Vratislav Holub The macOS operating system powering Apple computers is generally considered one of the more secure. Compared to Windows, there is actually nothing to be surprised about, since a significantly smaller number of people work on Macs, which is why they don't have to deal with various attacks and the like as often. Macs are specifically protected by a set of various tools, the aim of which is to ensure the best possible security for every Apple user.
It could be interest you
Pavel Jelic Among the tools mentioned, we could include, for example, a firewall or FileVault. Both of these functions serve to protect the user, but it is necessary to mention that each of them focuses on something completely different. So let's briefly explain what each function does, what its capabilities are, and why you should activate them.
Firewall
A firewall is a relatively important part of today's operating systems, which takes care of managing and securing network traffic. In practice, it functions as such a control point defining the rules for communication between networks. Apple computers with OS X 10.5.1 (and later) are equipped with a so-called application firewall, which can be used to control connections based on individual applications instead of ports, which brings many benefits, while also preventing unwanted apps from taking control of some network ports. This is because they can be open to completely different and verified applications at a given moment.
How to activate the Firewall
It all works quite simply and in general it is definitely recommended to have a firewall active. In this case, you just need to go to System Preferences > Security and Privacy > Firewall, click on the padlock icon at the bottom left, confirm with a password/Touch ID and then activate the firewall itself. When you click on the Firewall Options button, you can also delve into various settings and, for example, block incoming connections for individual applications. Likewise, the so-called invisible mode can be set here. You will then become invisible to network applications using ICMP (such as ping).

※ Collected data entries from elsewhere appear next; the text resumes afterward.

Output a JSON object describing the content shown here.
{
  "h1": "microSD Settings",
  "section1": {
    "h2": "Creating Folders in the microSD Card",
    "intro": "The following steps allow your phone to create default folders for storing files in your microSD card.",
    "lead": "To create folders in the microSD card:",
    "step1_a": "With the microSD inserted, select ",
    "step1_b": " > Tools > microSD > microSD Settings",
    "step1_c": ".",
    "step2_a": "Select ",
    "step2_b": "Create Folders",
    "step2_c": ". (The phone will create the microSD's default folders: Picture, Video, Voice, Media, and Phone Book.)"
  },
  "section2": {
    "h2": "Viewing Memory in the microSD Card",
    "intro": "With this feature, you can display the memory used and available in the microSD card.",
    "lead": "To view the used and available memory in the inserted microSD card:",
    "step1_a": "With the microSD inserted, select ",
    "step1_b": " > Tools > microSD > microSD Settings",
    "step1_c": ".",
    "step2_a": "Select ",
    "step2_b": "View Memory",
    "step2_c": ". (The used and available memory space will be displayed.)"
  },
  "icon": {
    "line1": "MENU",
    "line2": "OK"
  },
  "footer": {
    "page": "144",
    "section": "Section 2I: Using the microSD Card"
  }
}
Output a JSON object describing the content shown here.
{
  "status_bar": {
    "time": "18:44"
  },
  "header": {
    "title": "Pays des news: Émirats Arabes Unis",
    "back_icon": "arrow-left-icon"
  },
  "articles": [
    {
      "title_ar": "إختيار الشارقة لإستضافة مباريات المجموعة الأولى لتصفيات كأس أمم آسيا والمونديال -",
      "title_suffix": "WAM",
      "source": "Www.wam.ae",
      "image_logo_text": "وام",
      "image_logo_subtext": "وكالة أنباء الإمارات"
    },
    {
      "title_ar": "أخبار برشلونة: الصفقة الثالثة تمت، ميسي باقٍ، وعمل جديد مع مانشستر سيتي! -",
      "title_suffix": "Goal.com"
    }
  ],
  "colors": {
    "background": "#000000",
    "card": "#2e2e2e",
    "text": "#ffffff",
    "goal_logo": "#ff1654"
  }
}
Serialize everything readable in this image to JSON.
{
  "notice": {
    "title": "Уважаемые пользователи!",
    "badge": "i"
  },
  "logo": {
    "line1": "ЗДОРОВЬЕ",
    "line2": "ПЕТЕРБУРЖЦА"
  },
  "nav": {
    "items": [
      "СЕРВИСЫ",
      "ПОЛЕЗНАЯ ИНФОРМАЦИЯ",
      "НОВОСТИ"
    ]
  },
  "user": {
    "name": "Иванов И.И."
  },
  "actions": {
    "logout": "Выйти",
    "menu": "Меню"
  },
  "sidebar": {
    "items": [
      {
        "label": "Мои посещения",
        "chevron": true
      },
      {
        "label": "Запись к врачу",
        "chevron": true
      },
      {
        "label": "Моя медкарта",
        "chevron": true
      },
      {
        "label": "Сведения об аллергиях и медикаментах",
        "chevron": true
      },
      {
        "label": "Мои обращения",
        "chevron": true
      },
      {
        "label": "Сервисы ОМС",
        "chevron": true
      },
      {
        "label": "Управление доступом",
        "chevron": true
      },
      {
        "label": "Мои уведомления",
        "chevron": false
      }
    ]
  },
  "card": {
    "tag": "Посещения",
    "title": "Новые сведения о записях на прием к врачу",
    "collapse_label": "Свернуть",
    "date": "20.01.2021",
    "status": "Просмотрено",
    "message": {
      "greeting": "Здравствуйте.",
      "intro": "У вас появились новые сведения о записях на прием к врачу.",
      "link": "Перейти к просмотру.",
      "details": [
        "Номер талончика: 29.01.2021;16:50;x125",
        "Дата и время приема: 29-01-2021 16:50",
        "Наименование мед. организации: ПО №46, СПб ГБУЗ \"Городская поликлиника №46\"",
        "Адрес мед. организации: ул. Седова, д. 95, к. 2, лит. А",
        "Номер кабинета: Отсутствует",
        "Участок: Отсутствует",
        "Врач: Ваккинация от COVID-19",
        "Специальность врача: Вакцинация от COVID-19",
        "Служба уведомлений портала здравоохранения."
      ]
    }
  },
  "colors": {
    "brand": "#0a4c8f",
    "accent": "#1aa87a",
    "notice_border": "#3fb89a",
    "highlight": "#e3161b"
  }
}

In the end, however, it can be said that you do not need to set up anything with the firewall - it is simply enough to have it active. Subsequently, every time a new application is installed, the macOS system can recognize whether it is a legitimate app, and whether to approve the incoming connection or, on the contrary, block it. Any application that is signed by a valid CA is automatically whitelisted. But what if you try to run an unsigned application? In such a case, you will be presented with a dialog box with two options – Allow or Deny the connection for the application – but you should be extremely careful in this regard.
FileVault
As another great addition, we have FileVault which takes care of encrypting our boot disk via XTS-AES-128 with a 256-bit key. This makes the startup disk almost unbreakable and protected from unauthorized access. Therefore, let's first show how to actually activate the function at all. Before that, however, it is important to point out that the function FileVault 2 discovered in OS X Lion. To activate it, just go to System Preferences > Security and Privacy > FileVault, where all you have to do is confirm with the Turn on FileVault button. But if you have multiple users on your Mac, each of them will have to enter their password before unlocking the drive.
How to enable FileVault
In the next step, the system will ask you if you want to use your iCloud account to unlock the drive. This is a relatively simple way to reset a forgotten password at the same time and generally protect yourself from unpleasant moments. Another option is to create a so-called recovery key. However, remember that you should keep it safe - but not on the boot disk itself. And this is practically done. Encryption now runs in the background, but only when the Mac is awake and connected to power. Of course, nothing prevents you from using it completely normally. Once the encryption is complete, you'll need to enter the password to unlock the startup drive every time you restart your Mac. Without logging in, FileVault won't let you go.
But you can also turn off FileVault. You can achieve this with practically the same procedure and then confirm the choice with a password. Just as the encryption took place, the data on the startup disk must be decrypted in this step. However, it is generally recommended to have the function turned on.